You read that right. I don't like it. Well, to be clear, I don't like it yet. I think this version is lacking some basic necessities, but once they (and some tweaks) are added this will be a pretty cool app.
For one thing, when I clicked the button to start it, it said it was loading the sky above my current location. However, it doesn't tell me what that current location is. It doesn't tell me what time of day it's using -- the sky moves, so time is crucial. It doesn't move the sky in real time (or provide that option). It doesn't tell me if the Sun is up or not. It doesn't tell me where the horizon is.
These are all relatively simple things to put in, and I'm sure Google will install them eventually. But it seems odd not to have them available in the first release version.

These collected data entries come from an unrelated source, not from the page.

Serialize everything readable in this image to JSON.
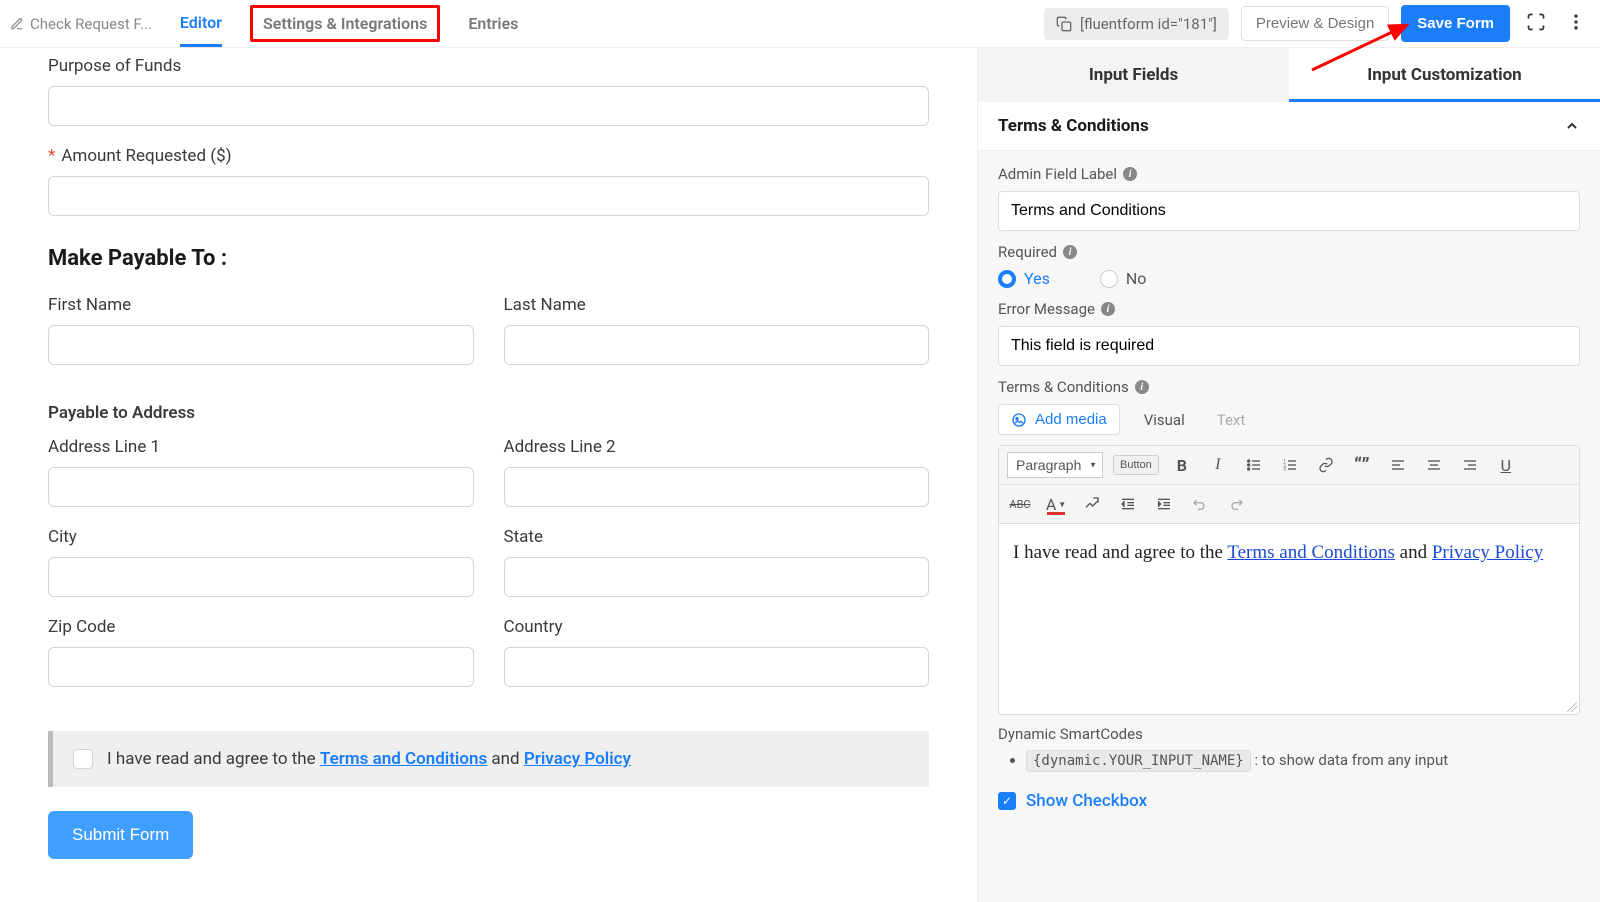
{
  "header": {
    "form_name": "Check Request F...",
    "tabs": {
      "editor": "Editor",
      "settings": "Settings & Integrations",
      "entries": "Entries"
    },
    "shortcode": "[fluentform id=\"181\"]",
    "preview_btn": "Preview & Design",
    "save_btn": "Save Form"
  },
  "form": {
    "purpose_label": "Purpose of Funds",
    "amount_label": "Amount Requested ($)",
    "section_title": "Make Payable To :",
    "first_name": "First Name",
    "last_name": "Last Name",
    "payable_address": "Payable to Address",
    "addr1": "Address Line 1",
    "addr2": "Address Line 2",
    "city": "City",
    "state": "State",
    "zip": "Zip Code",
    "country": "Country",
    "tc_pre": "I have read and agree to the ",
    "tc_link1": "Terms and Conditions",
    "tc_mid": " and ",
    "tc_link2": "Privacy Policy",
    "submit": "Submit Form"
  },
  "panel": {
    "tab_fields": "Input Fields",
    "tab_custom": "Input Customization",
    "accordion_title": "Terms & Conditions",
    "admin_label": "Admin Field Label",
    "admin_value": "Terms and Conditions",
    "required_label": "Required",
    "yes": "Yes",
    "no": "No",
    "error_label": "Error Message",
    "error_value": "This field is required",
    "tc_label": "Terms & Conditions",
    "add_media": "Add media",
    "visual": "Visual",
    "text_tab": "Text",
    "format_select": "Paragraph",
    "button_btn": "Button",
    "editor_pre": "I have read and agree to the ",
    "editor_link1": "Terms and Conditions",
    "editor_mid": " and ",
    "editor_link2": "Privacy Policy",
    "smartcodes_label": "Dynamic SmartCodes",
    "smartcode_code": "{dynamic.YOUR_INPUT_NAME}",
    "smartcode_desc": " : to show data from any input",
    "show_checkbox": "Show Checkbox"
  }
}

There are some oddities. When I click on, for example, the Owl Nebula (a classic planetary nebula in Ursa Major) it displays an almost illegible image of the object. The description is fine, but the icon says it's a globular cluster! Oops. That was the first image I clicked. How many more are there like that?
The red dots marking objects tend to actually cover the objects, making it hard to see them (in the Crab Nebula it covers the pulsar, so I can't see it without making the dot disappear, and it's not obvious how to do that). It's not obvious how to zoom in and out (turns out it's by double left and right clicking, but I found that by accident -- that must be a feature of Google Earth in general I didn't know about).

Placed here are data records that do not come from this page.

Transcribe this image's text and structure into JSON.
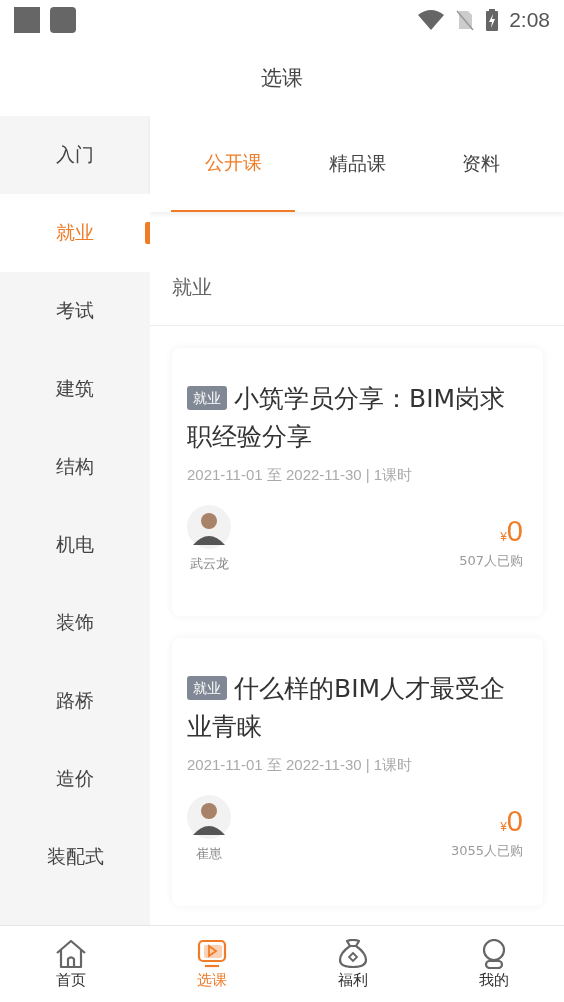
{
  "status_bar": {
    "time": "2:08"
  },
  "header": {
    "title": "选课"
  },
  "sidebar": {
    "items": [
      {
        "label": "入门",
        "selected": false
      },
      {
        "label": "就业",
        "selected": true
      },
      {
        "label": "考试",
        "selected": false
      },
      {
        "label": "建筑",
        "selected": false
      },
      {
        "label": "结构",
        "selected": false
      },
      {
        "label": "机电",
        "selected": false
      },
      {
        "label": "装饰",
        "selected": false
      },
      {
        "label": "路桥",
        "selected": false
      },
      {
        "label": "造价",
        "selected": false
      },
      {
        "label": "装配式",
        "selected": false
      }
    ]
  },
  "tabs": [
    {
      "label": "公开课",
      "selected": true
    },
    {
      "label": "精品课",
      "selected": false
    },
    {
      "label": "资料",
      "selected": false
    }
  ],
  "section_title": "就业",
  "courses": [
    {
      "tag": "就业",
      "title": "小筑学员分享：BIM岗求职经验分享",
      "schedule": "2021-11-01 至 2022-11-30 | 1课时",
      "teacher": "武云龙",
      "currency": "¥",
      "price": "0",
      "buyers": "507人已购"
    },
    {
      "tag": "就业",
      "title": "什么样的BIM人才最受企业青睐",
      "schedule": "2021-11-01 至 2022-11-30 | 1课时",
      "teacher": "崔崽",
      "currency": "¥",
      "price": "0",
      "buyers": "3055人已购"
    }
  ],
  "bottom_nav": [
    {
      "kind": "home",
      "label": "首页",
      "selected": false
    },
    {
      "kind": "courses",
      "label": "选课",
      "selected": true
    },
    {
      "kind": "welfare",
      "label": "福利",
      "selected": false
    },
    {
      "kind": "profile",
      "label": "我的",
      "selected": false
    }
  ]
}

In the search box, if I type in my home address and go there, it sends me to a location in the constellation of Auriga. I suspect that's what is directly overhead right now, but it doesn't say!
There are some nice things, of course. Lots of objects from Hubble are integrated into the maps, for one, as are images from the Sloan Digital Sky Survey (some odd image artifacts got in as well that should have been cleaned up, for that matter). The star maps are not bad, though patchy in spots. There are ctalogs of objects as different layers, which is useful. Zooming in and out is too slow for my taste (I'm impatient) but the way the stars appear and fade during zooming is nice, and that's not easy to program so I'm impressed with how they did it.
But still, I'm scratching my head over why they left out so many obvious and necessary features in the first release. I think Google Sky can be a great tool, I really do, but to be a useful planetarium app it needs work. The enormous benefit of Google Earth is twofold: it allows you to interactively examine the Earth, and it allows people to add homemade features to it if they know how to code them or where to find them.
Interactively examining the sky is nice, but Google Sky needs work. It's more of a gee-whiz photo album than a real piece of interactive software. IMO most folks will play with it for a few minutes and then stop using it, since at the moment it isn't much more than a clickable way to look at objects on the sky. Once real interactivity is built into it -- a way to see what's up now, or tomorrow night, or on my trip to Alaska at 2:00 a.m. -- it will begin to realize its potential.
Imagine if users can add their own images, for example. Or it displays satellite tracks in the sky, or where deep space probes are, or where Hubble is pointed right now, or where Jupiter will be in October. Google Sky will be an incredibly cool tool and will have real staying power... but it needs some more basics first. Until then, I'd rather go straight to the Hubble site to view images, and if I want to know what's up now, I'd rather use some free apps to map the sky.
C'mon, Google folks! I know how smart you are! Get this rolling. Add these basic features, and you'll find people using this software in droves. And you can add me to that list.